Levels of Encapsulation:
- Data - private fields, no direct access
- Implementation - how things work internally
- Type - concrete class hidden behind interface
- Design - architectural decisions hidden from clients
// BAD: Exposed internals
class Order {
public items: Item[] = [];
public total: number = 0;
}
// Client can corrupt state
order.items.push(item);
order.total = -999; // Oops!
// GOOD: Encapsulated
class Order {
private items: OrderItems;
private total: Money;
addItem(item: Item): void {
this.items.add(item);
this.recalculateTotal();
}
getTotal(): Money {
return this.total; // Returns copy or immutable
}
}
Polymorphism
Replace conditionals with types.
// BAD: Type checking
function calculateShipping(method: string, value: number): number {
if (method === 'standard') return value < 50 ? 5 : 0;
if (method === 'express') return 15;
if (method === 'overnight') return 25;
throw new Error('Unknown method');
}
// GOOD: Polymorphism
interface ShippingMethod {
calculateCost(orderValue: number): number;
}
class StandardShipping implements ShippingMethod {
calculateCost(orderValue: number): number {
return orderValue < 50 ? 5 : 0;
}
}
class ExpressShipping implements ShippingMethod {
calculateCost(orderValue: number): number {
return 15;
}
}
// Usage - no conditionals
function calculateShipping(method: ShippingMethod, value: number): number {
return method.calculateCost(value);
}
Value Objects vs Entities
Value Objects
- Defined by their attributes (no identity)
- Immutable
- Comparable by value
- Examples:
Money,Email,Address,DateRange
class Money {
constructor(
private readonly amount: number,
private readonly currency: string
) {}
equals(other: Money): boolean {
return this.amount === other.amount &&
this.currency === other.currency;
}
add(other: Money): Money {
if (this.currency !== other.currency) {
throw new CurrencyMismatch();
}
return new Money(this.amount + other.amount, this.currency);
}
}
Entities
- Have identity (survives attribute changes)

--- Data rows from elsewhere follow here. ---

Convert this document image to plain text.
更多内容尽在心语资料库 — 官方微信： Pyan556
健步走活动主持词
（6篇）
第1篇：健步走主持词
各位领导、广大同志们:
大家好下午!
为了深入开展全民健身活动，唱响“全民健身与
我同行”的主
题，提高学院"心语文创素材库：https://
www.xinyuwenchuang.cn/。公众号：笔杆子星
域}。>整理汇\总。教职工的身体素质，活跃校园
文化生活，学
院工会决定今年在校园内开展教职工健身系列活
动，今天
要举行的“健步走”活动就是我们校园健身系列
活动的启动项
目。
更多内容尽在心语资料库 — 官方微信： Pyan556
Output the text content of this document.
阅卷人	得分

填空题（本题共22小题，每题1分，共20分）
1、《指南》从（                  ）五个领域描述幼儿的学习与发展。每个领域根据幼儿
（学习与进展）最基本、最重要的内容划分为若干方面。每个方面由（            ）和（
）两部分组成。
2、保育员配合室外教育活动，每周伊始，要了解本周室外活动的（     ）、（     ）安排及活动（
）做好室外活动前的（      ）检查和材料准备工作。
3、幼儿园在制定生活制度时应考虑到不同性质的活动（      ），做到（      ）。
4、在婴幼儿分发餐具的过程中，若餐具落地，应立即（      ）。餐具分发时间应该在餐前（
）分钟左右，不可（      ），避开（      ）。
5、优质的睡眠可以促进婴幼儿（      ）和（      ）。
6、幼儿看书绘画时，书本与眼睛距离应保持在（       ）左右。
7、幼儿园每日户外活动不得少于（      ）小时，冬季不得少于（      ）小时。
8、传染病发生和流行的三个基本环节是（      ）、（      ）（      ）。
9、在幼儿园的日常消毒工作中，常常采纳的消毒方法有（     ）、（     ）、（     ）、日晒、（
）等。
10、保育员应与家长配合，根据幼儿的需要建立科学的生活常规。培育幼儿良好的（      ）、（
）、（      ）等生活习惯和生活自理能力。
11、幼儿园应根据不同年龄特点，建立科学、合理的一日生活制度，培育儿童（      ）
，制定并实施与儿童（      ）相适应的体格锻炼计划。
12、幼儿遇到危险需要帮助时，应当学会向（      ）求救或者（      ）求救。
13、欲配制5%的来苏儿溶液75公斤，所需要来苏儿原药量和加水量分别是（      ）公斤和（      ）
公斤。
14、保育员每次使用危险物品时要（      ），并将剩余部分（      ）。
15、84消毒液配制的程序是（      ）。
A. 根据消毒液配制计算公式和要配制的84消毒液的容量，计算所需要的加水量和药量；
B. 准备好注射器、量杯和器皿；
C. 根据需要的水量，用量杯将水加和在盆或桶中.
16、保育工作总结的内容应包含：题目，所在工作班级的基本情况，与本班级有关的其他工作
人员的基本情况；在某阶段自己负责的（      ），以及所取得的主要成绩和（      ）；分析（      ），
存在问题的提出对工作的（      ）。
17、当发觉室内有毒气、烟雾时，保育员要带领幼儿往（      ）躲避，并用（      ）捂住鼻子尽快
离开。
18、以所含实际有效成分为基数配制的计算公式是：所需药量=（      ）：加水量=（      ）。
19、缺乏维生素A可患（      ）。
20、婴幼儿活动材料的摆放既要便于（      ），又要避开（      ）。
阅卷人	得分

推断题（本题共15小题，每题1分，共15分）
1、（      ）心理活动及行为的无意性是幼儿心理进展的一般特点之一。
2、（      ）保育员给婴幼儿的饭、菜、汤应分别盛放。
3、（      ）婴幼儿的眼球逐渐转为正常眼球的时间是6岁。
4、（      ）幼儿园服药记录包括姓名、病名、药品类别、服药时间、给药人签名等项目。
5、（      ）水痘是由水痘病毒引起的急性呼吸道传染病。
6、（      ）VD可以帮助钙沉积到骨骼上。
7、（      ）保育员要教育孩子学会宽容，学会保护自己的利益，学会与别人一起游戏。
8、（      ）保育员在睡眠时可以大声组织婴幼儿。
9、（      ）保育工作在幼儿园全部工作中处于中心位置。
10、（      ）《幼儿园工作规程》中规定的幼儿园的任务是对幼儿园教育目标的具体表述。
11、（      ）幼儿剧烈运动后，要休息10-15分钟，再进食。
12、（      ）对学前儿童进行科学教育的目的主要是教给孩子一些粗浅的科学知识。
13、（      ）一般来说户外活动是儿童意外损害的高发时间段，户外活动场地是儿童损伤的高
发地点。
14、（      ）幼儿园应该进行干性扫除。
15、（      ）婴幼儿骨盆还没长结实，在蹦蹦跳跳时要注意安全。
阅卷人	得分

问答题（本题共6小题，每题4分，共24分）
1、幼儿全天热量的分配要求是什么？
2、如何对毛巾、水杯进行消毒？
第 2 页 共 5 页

- Usually mutable (via methods)
- Comparable by identity
- Examples:
User,Order,Product
class User {
constructor(
private readonly id: UserId,
private email: Email,
private name: Name
) {}
equals(other: User): boolean {
return this.id.equals(other.id); // Identity comparison
}
changeEmail(newEmail: Email): void {
this.email = newEmail; // Still same user
}
}
Aggregates
A cluster of objects treated as a single unit for data changes.
- One object is the aggregate root (entry point)
- External code only references the root
- Root enforces invariants for the entire cluster
// Order is the aggregate root
class Order {
private items: OrderItem[] = [];
// All access through the root
addItem(product: Product, quantity: number): void {
const item = new OrderItem(product, quantity);
this.items.push(item);
this.validateTotal();
}
removeItem(itemId: ItemId): void {
this.items = this.items.filter(i => !i.id.equals(itemId));
}
// Root enforces invariants
private validateTotal(): void {
if (this.calculateTotal().exceeds(MAX_ORDER_VALUE)) {
throw new OrderTotalExceeded();
}
}
}
// BAD: Accessing items directly
order.items.push(new OrderItem(...)); // Bypasses validation!